Larangan Mewasiatkan Harta Lebih dari Sepertiga

Dari Sa’ad bin Abi Waqqash r.a, ia berkata, “Aku bertanya kepada Rasulullah, ‘Wahai Rasulullah, bolehkah aku mewasiatkan seluruh hartaku?’ Rasul menjawab, Tidak boleh!’ Aku bertanya lagi, ‘Separuh?’ Rasul menjawab, ‘Tidak boleh!’ Aku bertanya lagi, ‘Sepertiga?’ Rasul menjawab, “Sepertiga boleh, sepertiga itu pun banyak! Engkau tinggalkan ahli warismu dalam keadaan berkecukupan lebih baik daripada engkau tinggalkan dalam keadaan kekurangan sehingga terpaksa menadahkan tangan meminta-minta kepada orang lain,” (HR Bukhari [1295] dan Muslim [1628]).

Kandungan Bab: 

  1. Larangan mewasiatkan seluruh harta atau separuhnya atau lebih dari sepertiga, karena sepertiga itupun sudah banyak. 
  2. Dianjurkan mewasiatkan kurang dari sepertiga, berdasarkan riwayat shahih dari ‘Abdullah bin ‘Abbas r.a, bahwa ia berkata, “Alangkah baik bila orang-orang menguranginya sampai seperempat karena Rasulullah saw. bersabda, ‘Sepertiga boleh dan sepertiga itupun sudah banyak’.”

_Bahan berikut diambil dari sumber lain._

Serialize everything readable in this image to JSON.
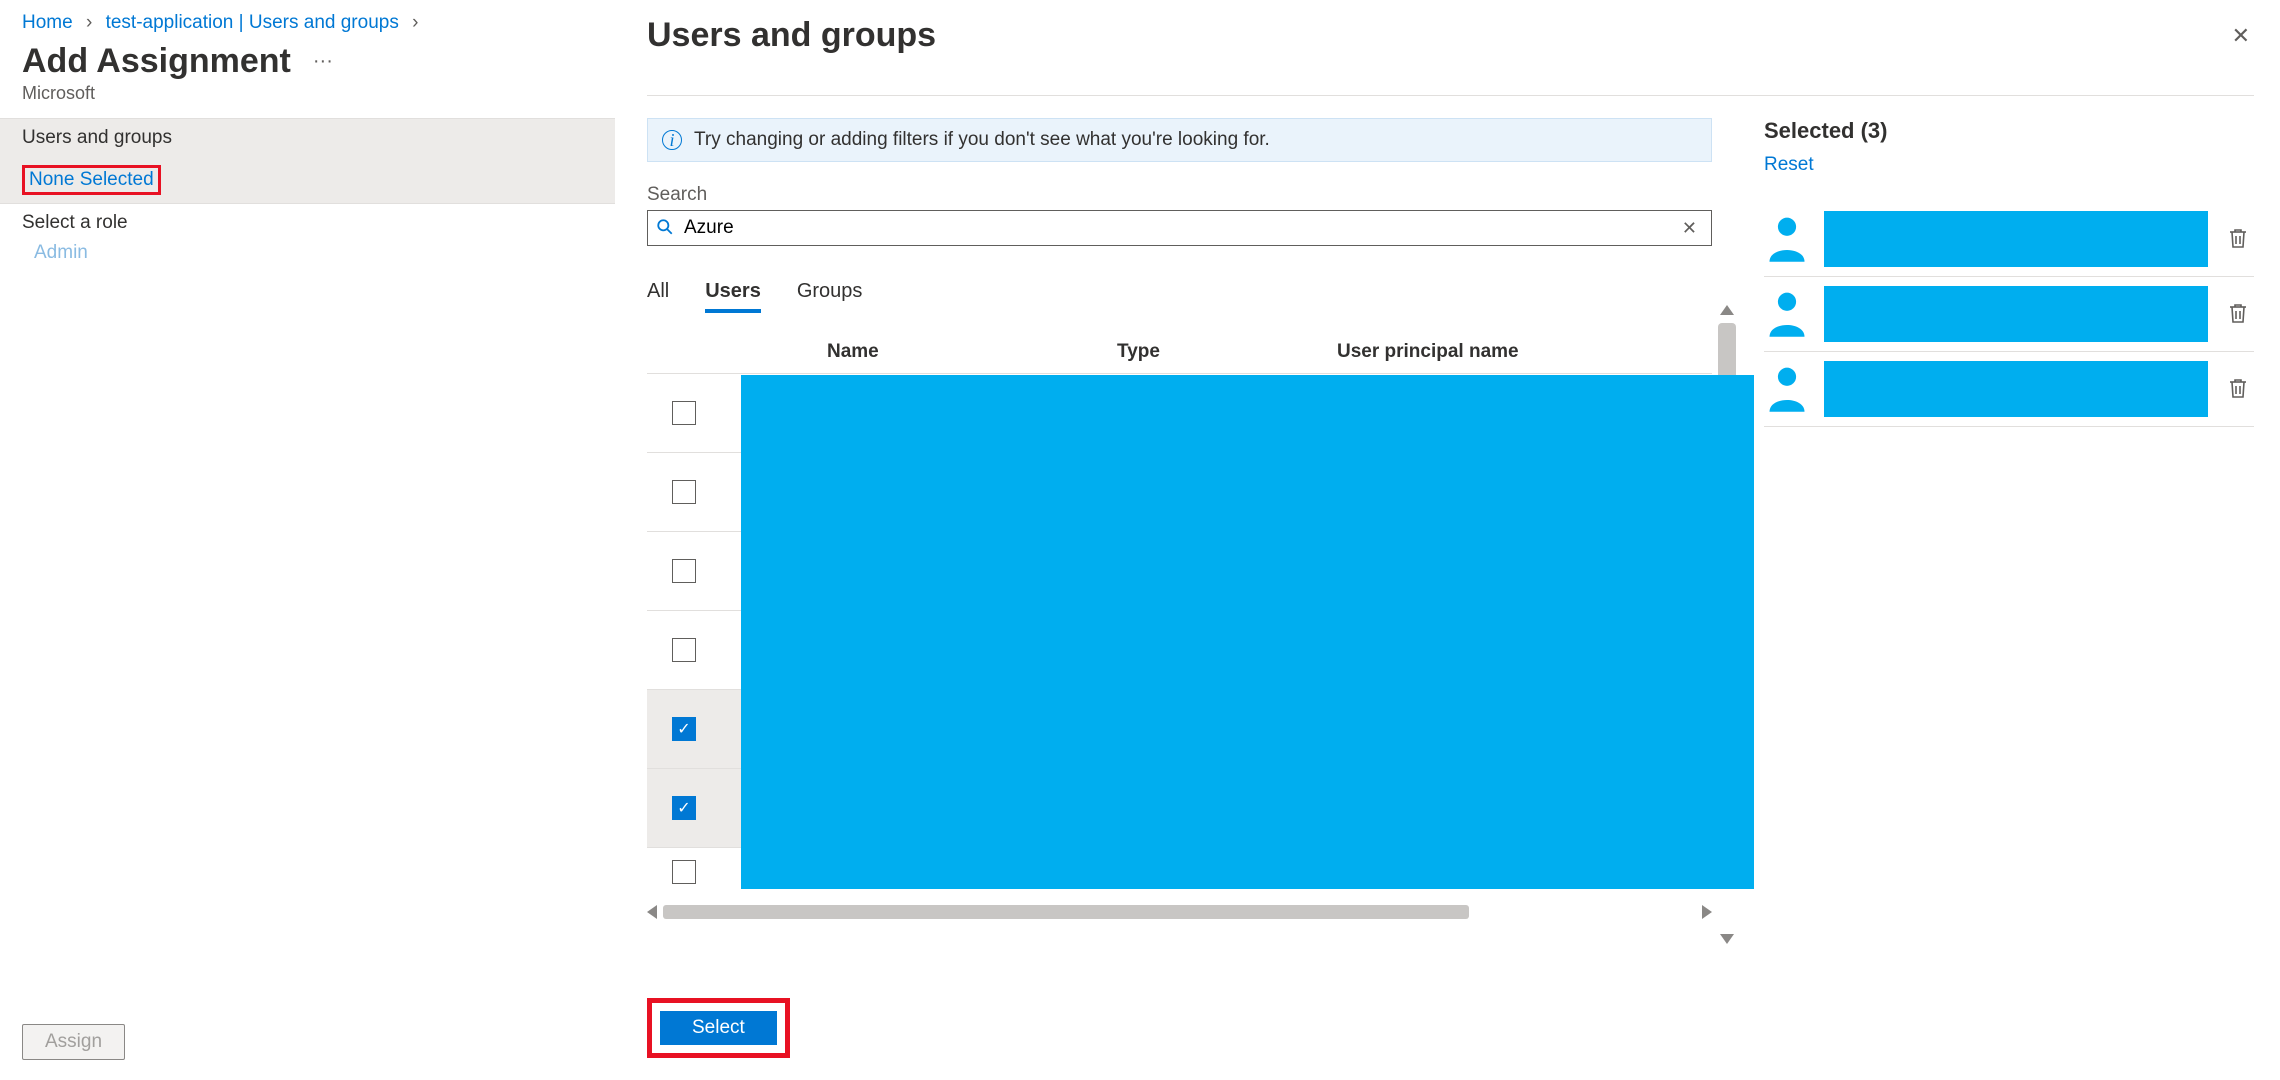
{
  "breadcrumb": {
    "home": "Home",
    "app": "test-application | Users and groups"
  },
  "page": {
    "title": "Add Assignment",
    "subtitle": "Microsoft"
  },
  "left": {
    "section1_label": "Users and groups",
    "none_selected": "None Selected",
    "section2_label": "Select a role",
    "role_value": "Admin",
    "assign_label": "Assign"
  },
  "blade": {
    "title": "Users and groups",
    "info": "Try changing or adding filters if you don't see what you're looking for.",
    "search_label": "Search",
    "search_value": "Azure",
    "tabs": {
      "all": "All",
      "users": "Users",
      "groups": "Groups"
    },
    "columns": {
      "name": "Name",
      "type": "Type",
      "upn": "User principal name"
    },
    "rows": [
      {
        "checked": false
      },
      {
        "checked": false
      },
      {
        "checked": false
      },
      {
        "checked": false
      },
      {
        "checked": true
      },
      {
        "checked": true
      },
      {
        "checked": false,
        "partial": true
      }
    ],
    "select_label": "Select"
  },
  "selected": {
    "title": "Selected (3)",
    "reset": "Reset",
    "count": 3
  }
}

    Semakin sedikit (dari sepertiga) semakin afdhal jika ahli warisnya orang-orang fakir. Jika mereka orang-orang berkecukupan, maka tidak mengapa memaksimalkannya sampai sepertiga, wallaahu a’lam.

    At-Tirmidzi berkata dalam Sunannya (IV/431), “Inilah yang dipilih oleh ahli ilmu, yaitu tidak boleh seseorang mewasiatkan hartanya lebih dari sepertiga. Sebagian ahli ilmu menganjurkan mewasiatkan harta kurang dari sepertiga berdasarkan sabda Nabi, ‘Sepertiga itu banyak!'” 

  3. Hikmah syar’i dari larangan mewasiatkan harta lebih dari sepertiga adalah meninggalkan ahli waris dalam keadaan berkecukupan tanpa harus meminta-minta kepada orang lain. 
  4. Tidak boleh merugikan ahli waris atau memudharatkan mereka. 
  5. Jika seseorang mewasiatkan sepertiga hartanya, maka ahli waris tidak boleh menolaknya.

Sumber: Diadaptasi dari Syaikh Salim bin ‘Ied al-Hilali, Al-Manaahisy Syar’iyyah fii Shahiihis Sunnah an-Nabawiyyah, atau Ensiklopedi Larangan menurut Al-Qur’an dan As-Sunnah, terj. Abu Ihsan al-Atsari (Pustaka Imam Syafi’i, 2006), hlm. 2/447-448.